インヴィンシブル投資法人の減配予想から見る今後

同投資法人のIRの内容を読んで感じたことは、ホテル業界の今後の倒産は現在よりも連鎖的に発生するのではないかという心配です。

それにしても同投資法人の「救い」は全ポートフォリオの中に営業収益約23億円(14%)のホテル以外の「住宅」のポートフォリオを保有していた点だと思います。

同投資法人は最近まで収益率の高いホテルに力を入れて来たようですが、このような事態を目の当たりにすると分散投資の重要さを改めて認識させられます。

また、同投資法人のIRでは住宅ポートフォリオと内部留保127億円がある点に触れて、今後の運営に問題が少ないようなニュアンスの表現もありましたが、今の状況では安心までは出来ないと思います。

投資家サイドとしては、内部留保を取り崩すことのないよう、ホテルの稼働率をせめて20%を割り込まない程度は維持してもらいたいと考えるのではないでしょうか。

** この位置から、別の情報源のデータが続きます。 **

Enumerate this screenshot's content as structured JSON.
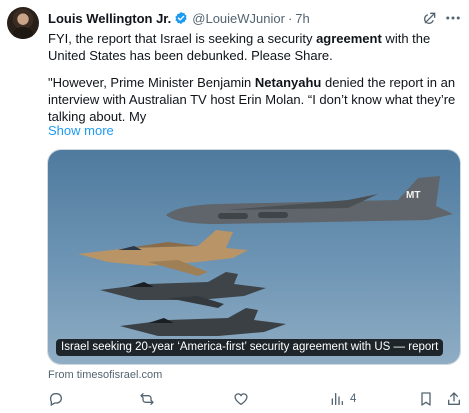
{
  "author": {
    "name": "Louis Wellington Jr.",
    "handle": "@LouieWJunior",
    "separator": "·",
    "time": "7h"
  },
  "tweet": {
    "p1_before": "FYI, the report that Israel is seeking a security ",
    "p1_bold": "agreement",
    "p1_after": " with the United States has been debunked. Please Share.",
    "p2_before": "\"However, Prime Minister Benjamin ",
    "p2_bold": "Netanyahu",
    "p2_after": " denied the report in an interview with Australian TV host Erin Molan. “I don’t know what they’re talking about. My",
    "show_more": "Show more"
  },
  "card": {
    "caption": "Israel seeking 20-year ‘America-first’ security agreement with US — report",
    "source": "From timesofisrael.com",
    "tail_code": "MT"
  },
  "actions": {
    "reply_count": "",
    "retweet_count": "",
    "like_count": "",
    "views_count": "4"
  },
  "colors": {
    "accent": "#1d9bf0",
    "secondary_text": "#536471",
    "verified": "#1d9bf0"
  },
  "icons": [
    "verified-badge-icon",
    "grok-icon",
    "more-icon",
    "reply-icon",
    "retweet-icon",
    "like-icon",
    "views-icon",
    "bookmark-icon",
    "share-icon"
  ]
}
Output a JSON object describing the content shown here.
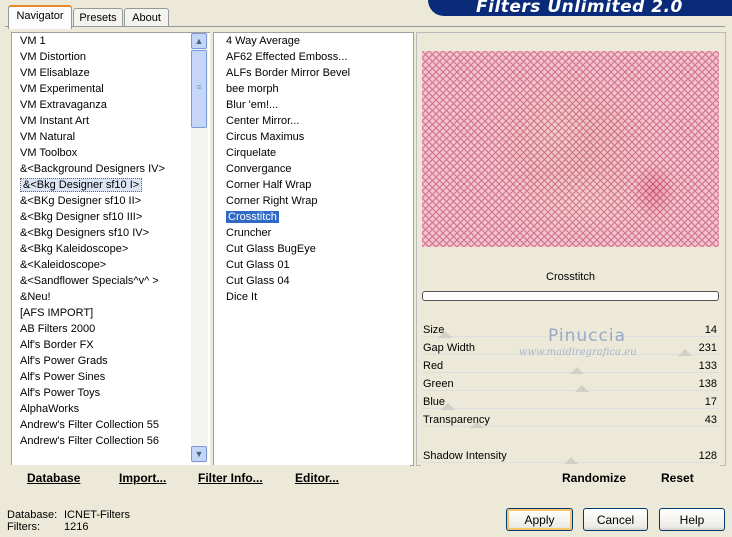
{
  "tabs": [
    {
      "label": "Navigator"
    },
    {
      "label": "Presets"
    },
    {
      "label": "About"
    }
  ],
  "banner_title": "Filters Unlimited 2.0",
  "categories": [
    "VM 1",
    "VM Distortion",
    "VM Elisablaze",
    "VM Experimental",
    "VM Extravaganza",
    "VM Instant Art",
    "VM Natural",
    "VM Toolbox",
    "&<Background Designers IV>",
    "&<Bkg Designer sf10 I>",
    "&<BKg Designer sf10 II>",
    "&<Bkg Designer sf10 III>",
    "&<Bkg Designers sf10 IV>",
    "&<Bkg Kaleidoscope>",
    "&<Kaleidoscope>",
    "&<Sandflower Specials^v^ >",
    "&Neu!",
    "[AFS IMPORT]",
    "AB Filters 2000",
    "Alf's Border FX",
    "Alf's Power Grads",
    "Alf's Power Sines",
    "Alf's Power Toys",
    "AlphaWorks",
    "Andrew's Filter Collection 55",
    "Andrew's Filter Collection 56"
  ],
  "selected_category_index": 9,
  "filters": [
    "4 Way Average",
    "AF62 Effected Emboss...",
    "ALFs Border Mirror Bevel",
    "bee morph",
    "Blur 'em!...",
    "Center Mirror...",
    "Circus Maximus",
    "Cirquelate",
    "Convergance",
    "Corner Half Wrap",
    "Corner Right Wrap",
    "Crosstitch",
    "Cruncher",
    "Cut Glass  BugEye",
    "Cut Glass 01",
    "Cut Glass 04",
    "Dice It"
  ],
  "selected_filter_index": 11,
  "left_buttons": {
    "database": "Database",
    "import": "Import...",
    "filter_info": "Filter Info...",
    "editor": "Editor..."
  },
  "selected_filter_name": "Crosstitch",
  "watermark": {
    "line1": "Pinuccia",
    "line2": "www.maidiregrafica.eu"
  },
  "params": [
    {
      "label": "Size",
      "value": "14",
      "level": 0.055
    },
    {
      "label": "Gap Width",
      "value": "231",
      "level": 0.906
    },
    {
      "label": "Red",
      "value": "133",
      "level": 0.522
    },
    {
      "label": "Green",
      "value": "138",
      "level": 0.541
    },
    {
      "label": "Blue",
      "value": "17",
      "level": 0.067
    },
    {
      "label": "Transparency",
      "value": "43",
      "level": 0.169
    },
    {
      "label": "Shadow Intensity",
      "value": "128",
      "level": 0.502
    }
  ],
  "right_buttons": {
    "randomize": "Randomize",
    "reset": "Reset"
  },
  "footer": {
    "database_label": "Database:",
    "database_value": "ICNET-Filters",
    "filters_label": "Filters:",
    "filters_value": "1216"
  },
  "dialog_buttons": {
    "apply": "Apply",
    "cancel": "Cancel",
    "help": "Help"
  },
  "colors": {
    "accent_selection": "#316ac5",
    "banner": "#0a2b7a",
    "preview_base": "#f8d6df"
  }
}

今回のIRを見たところ、個人的には同投資法人は1年から2年程度であれば低空飛行でしのげるように思います。

むしろ、気になった点は他のホテル系REITです。

ホテル系REITの中にはポートフォリオが100%ホテルというREITが存在しています。

該当する投資法人は一体どういう措置をとることが出来るのでしょうか。

ポートフォリオの100%がホテルの投資法人の株価(投資口価格)は、2020年5月11日のインヴィンシブル投資法人の株価につれて下がってはいました。

しかし、同投資法人より深刻な下げは見られませんでした。

今後に注目したいと思います。

まとめ

REITの投資対象は「住宅」「物流」「ヘルスケア」「オフィス」「商業施設」「ホテル」等があります。

もともと景気に左右されやすいとされているのは「オフィス」「商業施設」「ホテル」です。

中でももっとも影響を受けるのは、旅行等の娯楽を含む「ホテル」ではないでしょうか。

しかし、今回は景気の影響という想定をはるかに超える事態になりました。

世界各国は、経済活動の再開に向けて動きつつありますし、動かざるを得ないと思います。

そして、経済の回復が徐々に進展することを期待しますが、すぐに回復とはいかないでしょう。

同投資法人の2020年6月期の分配金予想は30円でしたが、12月期(2020年7月1日から2020年12月31日)の分配金は未定という発表もありました。

2020年12月期の分配金はなくなるかもしれませんが、再び市場に活況が戻ることが望まれます。